There's a lot for me to take in now.  He has found the primary cancer, it is at the base of the tongue.  There isn't too much of it and he is happy that it isn't anywhere else in the mouth.  The secondary tumour is the lump in my neck.  That is going to be coming out.  It is going to be a bigger operation than I expect, a big scar, chance of nerve damage etc.  There also seems to be a problem with my lymph nodes so he will be cutting further down and having a look at them.  I will be poorly afterwards, I will have a drip and a drain.  There may be a blood transfusion.  Then when I am recovered there will be my treatment.
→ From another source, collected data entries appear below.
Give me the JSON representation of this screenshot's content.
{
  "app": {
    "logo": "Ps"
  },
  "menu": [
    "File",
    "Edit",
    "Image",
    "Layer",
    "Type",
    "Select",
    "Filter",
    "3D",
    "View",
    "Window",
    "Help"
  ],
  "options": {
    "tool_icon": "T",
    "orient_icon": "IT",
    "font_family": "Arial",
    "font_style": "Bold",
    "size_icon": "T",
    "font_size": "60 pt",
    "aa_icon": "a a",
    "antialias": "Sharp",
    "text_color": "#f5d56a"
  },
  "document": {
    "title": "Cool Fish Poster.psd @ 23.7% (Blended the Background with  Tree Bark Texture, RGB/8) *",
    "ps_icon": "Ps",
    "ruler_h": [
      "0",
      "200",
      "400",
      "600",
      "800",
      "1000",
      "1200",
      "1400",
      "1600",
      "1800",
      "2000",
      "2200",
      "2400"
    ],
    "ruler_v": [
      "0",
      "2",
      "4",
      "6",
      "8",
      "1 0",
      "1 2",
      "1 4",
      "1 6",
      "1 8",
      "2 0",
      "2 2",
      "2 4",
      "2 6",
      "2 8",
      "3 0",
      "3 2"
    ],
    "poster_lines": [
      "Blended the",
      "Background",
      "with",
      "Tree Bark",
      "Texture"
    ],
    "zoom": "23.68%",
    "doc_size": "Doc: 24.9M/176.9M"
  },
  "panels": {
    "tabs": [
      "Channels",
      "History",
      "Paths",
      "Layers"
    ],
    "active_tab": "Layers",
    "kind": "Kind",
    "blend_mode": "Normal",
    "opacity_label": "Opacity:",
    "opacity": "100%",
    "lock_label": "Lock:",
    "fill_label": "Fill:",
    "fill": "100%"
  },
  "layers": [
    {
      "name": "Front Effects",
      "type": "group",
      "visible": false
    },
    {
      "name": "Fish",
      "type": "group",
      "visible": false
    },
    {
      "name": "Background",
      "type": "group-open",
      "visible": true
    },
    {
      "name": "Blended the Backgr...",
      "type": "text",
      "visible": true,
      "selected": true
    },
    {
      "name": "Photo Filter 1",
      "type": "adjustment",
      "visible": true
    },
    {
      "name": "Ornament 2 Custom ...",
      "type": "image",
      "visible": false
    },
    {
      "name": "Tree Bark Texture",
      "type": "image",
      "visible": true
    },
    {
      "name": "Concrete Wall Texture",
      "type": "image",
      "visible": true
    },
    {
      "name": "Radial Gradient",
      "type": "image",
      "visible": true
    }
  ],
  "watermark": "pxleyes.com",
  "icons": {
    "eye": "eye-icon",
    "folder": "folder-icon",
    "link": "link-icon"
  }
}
My treatment will be 6 weeks of daily radiotherapy and 6 weeks of weekly chemotherapy.  It is going to be very tough on me mentally and physically but he thinks I am up to it.  If I want to beat the cancer then this is the best way.   I am going to be off work at least 3-6 months from now.  Yes hopefully this will solve the problem but no there is no guarantee.  Yes the cancer may come back again and yes the treatment may not work first time and there may have to be more of it, and yes there is a chance that it might not work at all.  But he thinks my chances are good.  There are many patients attending this clinic who had similar cancer many years ago and made a good recovery.

I think I have taken in all I can for now and I express a desire to go home.  But there is loads more to do and I suddenly start to appreciate the scale of the journey ahead.   We have to sort out the paperwork for the operation and I have to do the preassessment with a nurse.  I need a blood sample taken.  I meet the oncologist who tells me more about the treatment, there is talk of swollen mouths, masks, feeding tubes etc.  I meet a lovely Macmillan nurse and learn all about hospital transport, free prescriptions etc and get a load of pamphlets to read.  I can ring her as much as I like. 

It's hours before we finally get home.  We are both tired but in good spirits.  It's all sounding encouraging and positive to us.  This was supposed to be a bad news day, but it seems more like good news to us.  I settle down on the sofa with a glass of wine. 

Then we realise that we have the daunting task ahead of telling our family and friends that I have cancer.